Стоит сразу отметить, что попытки авторов снабдить описания известных и неведомых бестий морализаторскими выводами — лишь поиск алиби, прикрытие чего-то более глубокого и одновременно сомнительного. Думаю, подобной вещью было желание разгадать шифр мироздания, прочитать его через аллегории живых существ. А также удовольствие, которое мы испытываем, когда думаем, что познаем мир, особенно что-то тайное, скрытое от нас. Безусловно это могло быть сочтено не только грехом гордыни, но и ересью, опасно близкой к Каббале. И недаром Борхес так чувствителен к апокрифам (а когда описание оказывается единственным, то он сам сочиняет к нему альтернативу): апокриф — это и указание на борьбу за доминирующий взгляд на реальность, и присущий ему ореол тайны.
Кстати, в этом плане не менее любопытно сегодняшнее воскрешение интереса к бестиариям — в формате видеоигровых миров. При этом никакого секрета как минимум в удовольствии такого рода нет. Эволюционно мозг человека сформировался так, что всегда готов наградить нас дозой внутренних наркотиков за всё, что помогает выживанию — а это в том числе и знание/ориентирование в мире.
И мозгу всё равно — реальный это мир, схваченный вашим воображением или увиденный в виртуальной реальности. Давая волю своему воображению, всякий автор ощущает нить структуры, которая как будто способна в будущем ухватить порядок мира. Но в последний момент нить ускользает, оставляя нам то монстров (продукт поверхностной комбинаторики), то странноватые и непоследовательные классификации.
Классификации всего прочего
Странноватым и непоследовательным классификациям посвящен один из наиболее цитируемых рассказов Борхеса — «Аналитический язык Джона Уилкинса». Именно над этим рассказом смеялся философ Мишель Фуко, а когнитивный лингвист Джордж Лакофф увидел в нем проницательное наблюдение о том, что концептуальные системы других языков могут содержать в себе совершенно непривычные для западного ума категории (например, специальное слово для группы «всё остальное»). Прежде всего они обратили внимание на выдуманную Борхесом «китайскую классификацию животных», хотя это лишь остроумный пример, коих у автора сотни.

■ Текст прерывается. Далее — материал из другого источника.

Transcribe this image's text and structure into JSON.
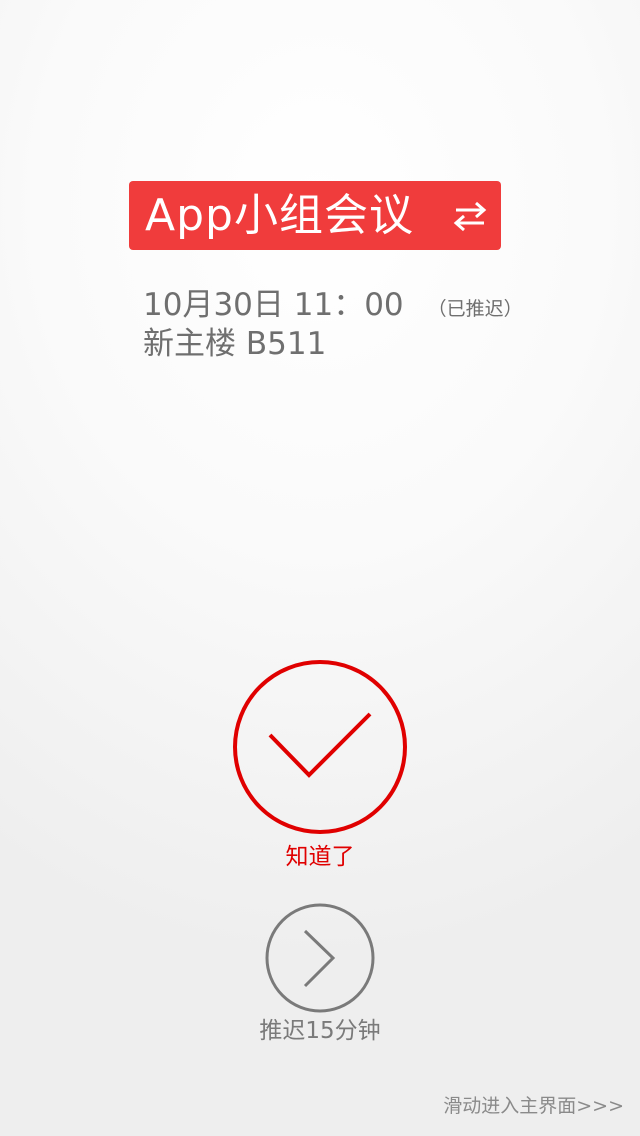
{
  "meeting": {
    "title": "App小组会议",
    "datetime": "10月30日 11：00",
    "postponed_tag": "（已推迟）",
    "location": "新主楼 B511"
  },
  "actions": {
    "acknowledge_label": "知道了",
    "snooze_label": "推迟15分钟"
  },
  "swipe_hint": "滑动进入主界面>>>",
  "icons": {
    "swap": "swap-arrows-icon",
    "check": "check-icon",
    "chevron": "chevron-right-icon"
  },
  "colors": {
    "accent_red": "#f03c3c",
    "ack_red": "#e00000",
    "snooze_gray": "#7a7a7a",
    "text_gray": "#6f6f6f"
  }
}
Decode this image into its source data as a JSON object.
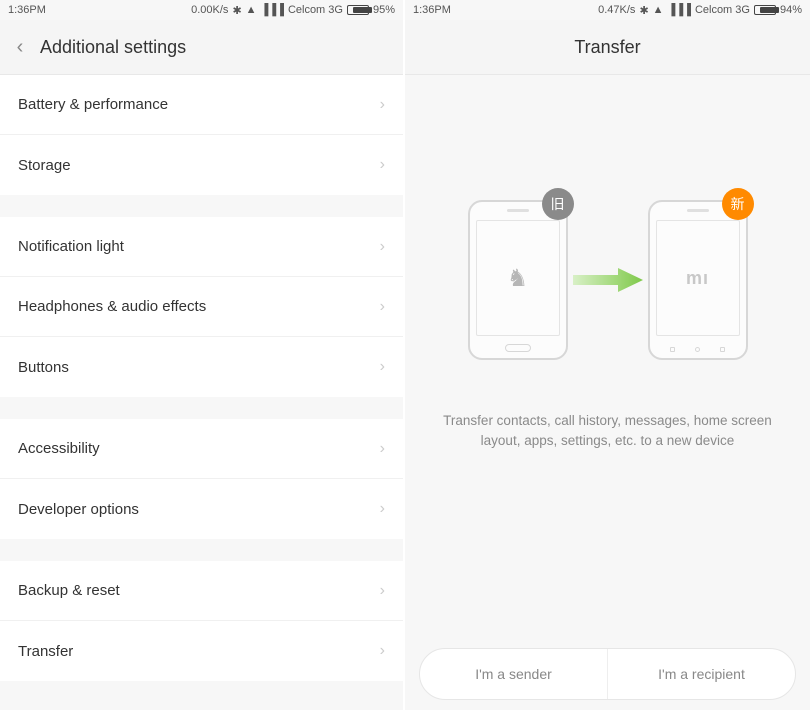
{
  "left": {
    "status": {
      "time": "1:36PM",
      "speed": "0.00K/s",
      "carrier": "Celcom 3G",
      "battery_pct": "95%",
      "battery_fill": 95
    },
    "header": {
      "title": "Additional settings"
    },
    "groups": [
      {
        "items": [
          {
            "label": "Battery & performance"
          },
          {
            "label": "Storage"
          }
        ]
      },
      {
        "items": [
          {
            "label": "Notification light"
          },
          {
            "label": "Headphones & audio effects"
          },
          {
            "label": "Buttons"
          }
        ]
      },
      {
        "items": [
          {
            "label": "Accessibility"
          },
          {
            "label": "Developer options"
          }
        ]
      },
      {
        "items": [
          {
            "label": "Backup & reset"
          },
          {
            "label": "Transfer"
          }
        ]
      }
    ]
  },
  "right": {
    "status": {
      "time": "1:36PM",
      "speed": "0.47K/s",
      "carrier": "Celcom 3G",
      "battery_pct": "94%",
      "battery_fill": 94
    },
    "header": {
      "title": "Transfer"
    },
    "badge_old": "旧",
    "badge_new": "新",
    "mi_label": "mı",
    "description": "Transfer contacts, call history, messages, home screen layout, apps, settings, etc. to a new device",
    "buttons": {
      "sender": "I'm a sender",
      "recipient": "I'm a recipient"
    }
  }
}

Согласно выдуманному автором «Божественному хранилищу благотворных знаний», животные делятся на:
а) принадлежащих Императору,
б) набальзамированных,
в) прирученных,
г) молочных поросят,
д) сирен,
е) сказочных,
ж) бродячих собак,
з) включённых в эту классификацию,
и) бегающих как сумасшедшие,
к) бесчисленных,
л) нарисованных тончайшей кистью из верблюжьей шерсти,
м) прочих,
н) разбивших цветочную вазу,
о) похожих издали на мух.
Что ж, если вам кажется это слишком произвольным, то вы, видимо, никогда не сталкивались с МКБ-10 или философскими теориями эмоций и чувств. Этот список вряд ли бы так смешил, если бы подобные наборы «слов и вещей» не встречались в реальности сплошь и рядом. Особенно в рассуждениях не особо сообразительных прагматиков (чьи идеи поразительно напоминают бизнес-план гномов из «Южного парка»).

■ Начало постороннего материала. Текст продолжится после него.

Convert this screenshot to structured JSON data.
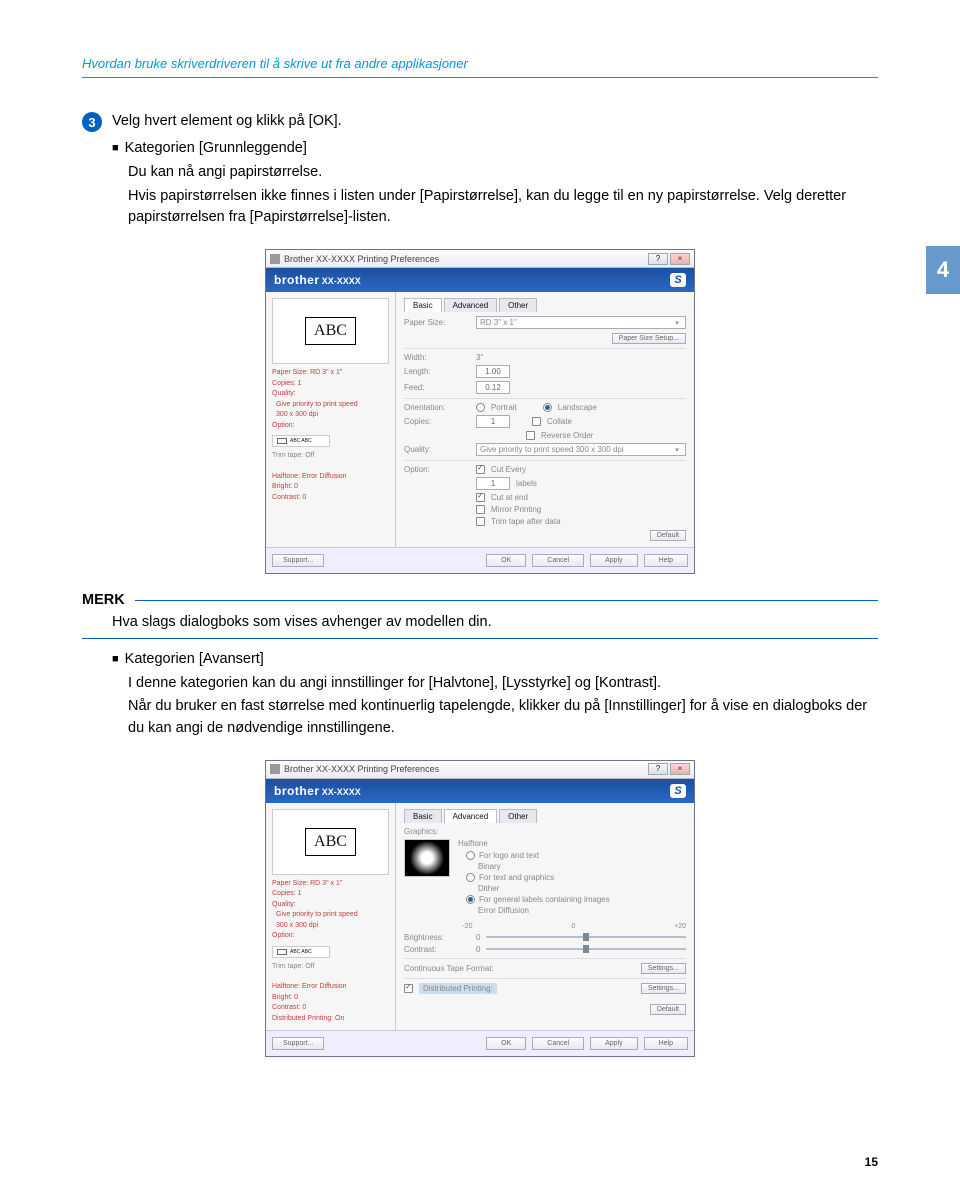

На мой вкус, этот короткий рассказ — блестящий образчик символизма. Он начинается с утери статьи из Британики, а заканчивается прозрачным намеком на то, что любая классификация полна умолчаний и дыр. И каков парадокс: именно поиски универсального ключа кодирования, унифицирующего языка — лучший пример несостоятельности самой идеи их существования. Всякая классификация мира оказывается произвольной и сомнительной — вероятно, как замечает Борхес, потому, что мы не знаем, что такое мир. Мира как
Однако невозможность постигнуть «божественную схему мира» никогда не отобьет у нас охоту создавать свои, человеческие схемы. Причем по некоторой иронии, осознавая это ограничение, мы, возможно, теряем в смысле, но приобретаем в удовольствии. Не секрет, что игра со всеми подобными принципами классификации — от алфавитного до цифрового — еще и источник эстетизации реальности. В обсессивном исчислении и упорядочивании есть свое прибавочное наслаждение — в приятной иллюзии контроля.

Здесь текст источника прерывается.